The three fractions were significantly difference with the control, but no significant with each other.
3. Effect of bio-feeding assay of SPI on growth and development of the 4th instar larvae of S. littoralis.
3.1. Effect of SPI on growth and development of the 4th instar larvae of S. littoralis:
The results cleared that a significant reduction in larval weight in larvae fed on SPI F30% and SPI F60% with no significant difference between them; larval weight decreased about 2.3 gm compared with control.
This reduction in larval weight began after seven days of feeding on SPI fractions.
There was also, delaying in the pupation two days in larvae fed on both fractions compared with control.
The larval mortality percentage increased in larvae fed on SPI F60% about 20% than the control followed by SPI F30% which caused 16% larval mortality.
3.2. Effects of SPI on pupal weight, pupation %, and adult emergency of 4th larval instar of S. littoralis:
The present work reflected that there was a significant reduction in the pupal weight; the highest reduction was at larvae fed on SPI F60%. There was no significant difference in pupal weight between control larvae and larvae fed on SPI F30%.
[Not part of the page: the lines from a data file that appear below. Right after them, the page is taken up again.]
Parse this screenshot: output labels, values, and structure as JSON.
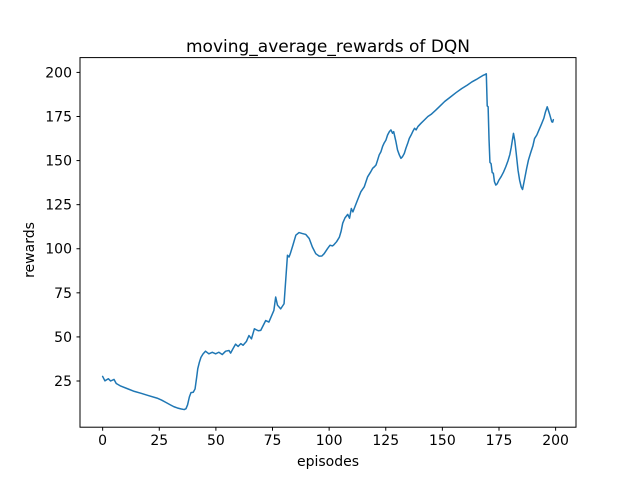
{
  "figure": {
    "title": "moving_average_rewards of DQN",
    "xlabel": "episodes",
    "ylabel": "rewards"
  },
  "chart_data": {
    "type": "line",
    "title": "moving_average_rewards of DQN",
    "xlabel": "episodes",
    "ylabel": "rewards",
    "x_ticks": [
      0,
      25,
      50,
      75,
      100,
      125,
      150,
      175,
      200
    ],
    "y_ticks": [
      25,
      50,
      75,
      100,
      125,
      150,
      175,
      200
    ],
    "xlim": [
      -10,
      209
    ],
    "ylim": [
      -1.2,
      208.4
    ],
    "grid": false,
    "legend_position": "none",
    "background_color": "#ffffff",
    "axes_color": "#000000",
    "series": [
      {
        "name": "moving_average_rewards",
        "color": "#1f77b4",
        "points": [
          [
            0,
            27.6
          ],
          [
            1,
            25.1
          ],
          [
            2.5,
            26.3
          ],
          [
            3.5,
            25.0
          ],
          [
            5,
            25.9
          ],
          [
            6,
            23.6
          ],
          [
            8,
            22.1
          ],
          [
            11,
            20.6
          ],
          [
            14,
            19.1
          ],
          [
            17,
            18.0
          ],
          [
            20,
            16.8
          ],
          [
            24,
            15.3
          ],
          [
            26,
            14.2
          ],
          [
            28,
            12.8
          ],
          [
            30,
            11.4
          ],
          [
            31.5,
            10.4
          ],
          [
            33,
            9.7
          ],
          [
            34.5,
            9.2
          ],
          [
            36,
            8.8
          ],
          [
            36.8,
            9.3
          ],
          [
            37.5,
            11.5
          ],
          [
            38.3,
            16.0
          ],
          [
            39,
            18.4
          ],
          [
            40,
            18.6
          ],
          [
            40.8,
            20.5
          ],
          [
            41.5,
            27.0
          ],
          [
            42,
            32.0
          ],
          [
            42.7,
            35.6
          ],
          [
            43.4,
            38.4
          ],
          [
            44.3,
            40.3
          ],
          [
            45.4,
            41.9
          ],
          [
            46.9,
            40.4
          ],
          [
            48.4,
            41.3
          ],
          [
            49.9,
            40.4
          ],
          [
            51.3,
            41.3
          ],
          [
            52.8,
            40.0
          ],
          [
            54.3,
            41.9
          ],
          [
            55.8,
            42.3
          ],
          [
            56.5,
            40.8
          ],
          [
            57.5,
            43.2
          ],
          [
            58.7,
            45.9
          ],
          [
            59.8,
            44.6
          ],
          [
            61,
            46.2
          ],
          [
            62,
            45.3
          ],
          [
            63.5,
            47.5
          ],
          [
            64.6,
            50.8
          ],
          [
            65.7,
            48.9
          ],
          [
            67,
            54.6
          ],
          [
            68.7,
            53.5
          ],
          [
            69.8,
            53.7
          ],
          [
            72,
            59.3
          ],
          [
            73.4,
            58.4
          ],
          [
            75.6,
            65.0
          ],
          [
            76.4,
            72.6
          ],
          [
            77.2,
            68.0
          ],
          [
            78.6,
            65.9
          ],
          [
            80.1,
            68.8
          ],
          [
            81.6,
            96.3
          ],
          [
            82.3,
            95.3
          ],
          [
            82.8,
            97.0
          ],
          [
            84,
            102.0
          ],
          [
            85.3,
            107.7
          ],
          [
            86.7,
            109.2
          ],
          [
            88.2,
            108.6
          ],
          [
            89.7,
            108.1
          ],
          [
            91.2,
            105.8
          ],
          [
            92.6,
            101.0
          ],
          [
            94.1,
            97.2
          ],
          [
            95.6,
            95.8
          ],
          [
            96.8,
            95.9
          ],
          [
            97.8,
            97.2
          ],
          [
            99.3,
            100.1
          ],
          [
            100.4,
            102.0
          ],
          [
            101.5,
            101.6
          ],
          [
            102.2,
            102.4
          ],
          [
            103.3,
            104.0
          ],
          [
            104.5,
            106.5
          ],
          [
            105.3,
            110.0
          ],
          [
            106,
            114.5
          ],
          [
            107,
            117.5
          ],
          [
            108.2,
            119.5
          ],
          [
            109,
            117.3
          ],
          [
            109.8,
            122.8
          ],
          [
            110.5,
            120.9
          ],
          [
            112.5,
            127.5
          ],
          [
            114,
            132.3
          ],
          [
            115.5,
            135.1
          ],
          [
            117,
            140.8
          ],
          [
            118.4,
            143.7
          ],
          [
            119.2,
            145.6
          ],
          [
            120,
            146.5
          ],
          [
            120.7,
            147.5
          ],
          [
            121.4,
            150.3
          ],
          [
            122.1,
            153.2
          ],
          [
            122.9,
            155.1
          ],
          [
            123.6,
            158.0
          ],
          [
            124.3,
            160.0
          ],
          [
            125.1,
            161.7
          ],
          [
            125.8,
            164.5
          ],
          [
            126.6,
            166.4
          ],
          [
            127.3,
            167.4
          ],
          [
            128,
            165.5
          ],
          [
            128.5,
            166.4
          ],
          [
            129.5,
            160.7
          ],
          [
            130.2,
            156.0
          ],
          [
            131,
            153.2
          ],
          [
            131.7,
            151.3
          ],
          [
            132.4,
            152.2
          ],
          [
            133.2,
            154.1
          ],
          [
            133.9,
            157.0
          ],
          [
            134.7,
            159.8
          ],
          [
            135.4,
            162.6
          ],
          [
            136.2,
            164.5
          ],
          [
            136.9,
            166.4
          ],
          [
            137.7,
            168.3
          ],
          [
            138.4,
            167.4
          ],
          [
            139.2,
            169.3
          ],
          [
            140.6,
            171.2
          ],
          [
            142.1,
            173.1
          ],
          [
            143.6,
            175.0
          ],
          [
            145,
            176.2
          ],
          [
            147,
            178.5
          ],
          [
            149,
            181.0
          ],
          [
            151,
            183.5
          ],
          [
            153.5,
            186.0
          ],
          [
            156,
            188.5
          ],
          [
            158.5,
            190.8
          ],
          [
            161,
            192.8
          ],
          [
            163,
            194.6
          ],
          [
            165,
            196.0
          ],
          [
            166.5,
            197.2
          ],
          [
            167.8,
            198.2
          ],
          [
            168.8,
            198.8
          ],
          [
            169.4,
            199.2
          ],
          [
            169.8,
            181.0
          ],
          [
            170.2,
            180.5
          ],
          [
            170.6,
            162.0
          ],
          [
            171,
            149.0
          ],
          [
            171.5,
            148.3
          ],
          [
            172,
            143.2
          ],
          [
            172.5,
            142.8
          ],
          [
            173,
            138.0
          ],
          [
            173.6,
            136.1
          ],
          [
            174.2,
            136.8
          ],
          [
            175,
            139.0
          ],
          [
            176,
            141.0
          ],
          [
            177,
            143.5
          ],
          [
            178,
            146.5
          ],
          [
            179,
            150.0
          ],
          [
            179.8,
            153.5
          ],
          [
            180.4,
            157.5
          ],
          [
            180.9,
            161.5
          ],
          [
            181.4,
            165.4
          ],
          [
            182,
            161.0
          ],
          [
            182.6,
            154.1
          ],
          [
            183.4,
            144.6
          ],
          [
            184.1,
            138.9
          ],
          [
            184.8,
            135.1
          ],
          [
            185.4,
            133.6
          ],
          [
            186.3,
            139.5
          ],
          [
            187.2,
            145.5
          ],
          [
            188,
            150.3
          ],
          [
            189,
            154.5
          ],
          [
            190,
            158.5
          ],
          [
            190.7,
            162.5
          ],
          [
            191.7,
            164.5
          ],
          [
            192.7,
            167.5
          ],
          [
            193.7,
            170.5
          ],
          [
            194.8,
            174.0
          ],
          [
            195.5,
            177.5
          ],
          [
            196.3,
            180.5
          ],
          [
            197.3,
            176.5
          ],
          [
            198.3,
            172.0
          ],
          [
            198.7,
            171.8
          ],
          [
            199,
            173.2
          ]
        ]
      }
    ]
  }
}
There was also, reduction in the pupation rate from 83% to 80% at SPI F60% and SPI F30%, respectively, while in the untreated larvae it recorded 92%.
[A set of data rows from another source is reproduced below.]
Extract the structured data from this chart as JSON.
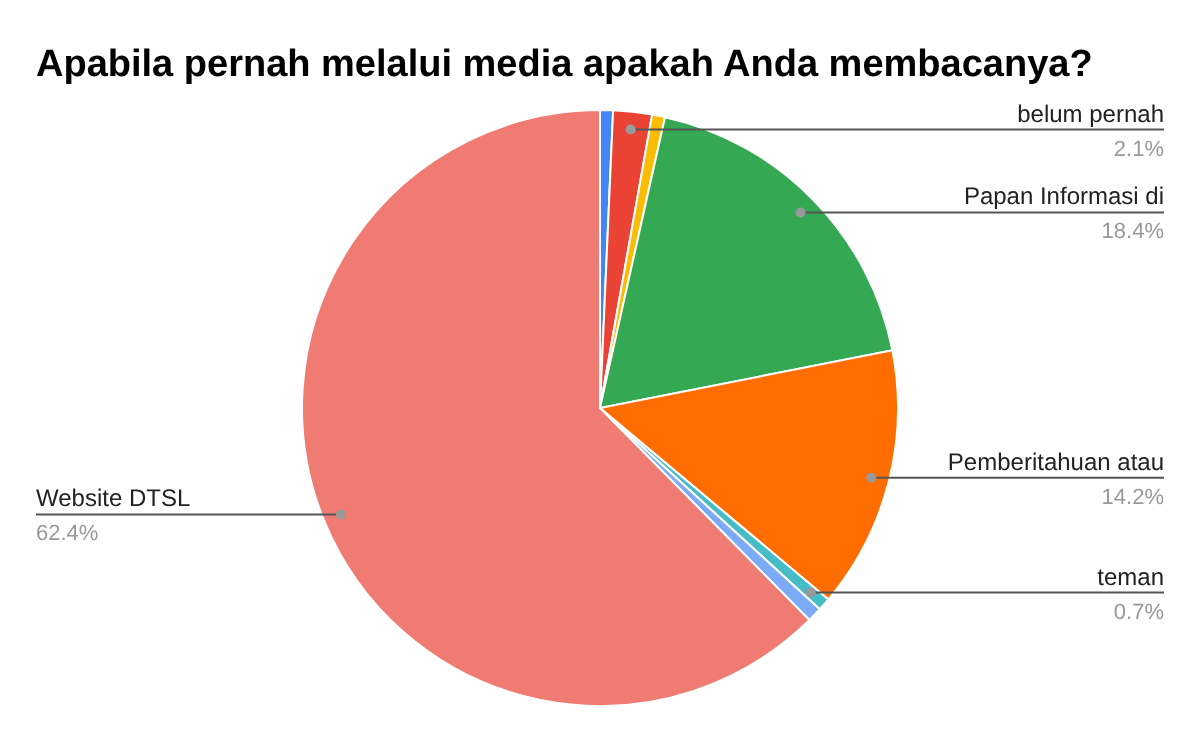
{
  "chart_data": {
    "type": "pie",
    "title": "Apabila pernah melalui media apakah Anda membacanya?",
    "categories": [
      null,
      "belum pernah",
      null,
      "Papan Informasi di",
      "Pemberitahuan atau",
      "teman",
      null,
      "Website DTSL"
    ],
    "values": [
      0.7,
      2.1,
      0.7,
      18.4,
      14.2,
      0.7,
      0.8,
      62.4
    ],
    "value_labels": [
      null,
      "2.1%",
      null,
      "18.4%",
      "14.2%",
      "0.7%",
      null,
      "62.4%"
    ],
    "colors": [
      "#4285f4",
      "#ea4335",
      "#fbbc04",
      "#34a853",
      "#ff6d01",
      "#46bdc6",
      "#7baaf7",
      "#f07b72"
    ]
  }
}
In addition, the adult emergency delayed 36h in larvae fed on SPI F30% compared with control which began emergency after 10 days of pupation. The adult emergency rate decreased, which only 50% of the larvae fed on SPI F30% emerged and 75% of the larvae fed on SPI F60% emerged.
4. Zymogram analysis of trypsin-like enzyme activity after feeding 4th instar larvae of S. littoralis 24h on SPI:
The results cleared that little difference in the thickness of cleared zones between the control, SPI F30% and SPI F60%. That is mean little inhibition in the trypsin activity in treated larvae with SPI F30% and SPI F60%.
On the other hand, no differences between the thicknesses of clear zones in control and SPI F90%. Therefore, trypsin activity in treated larvae with SPI F90% did not different than control.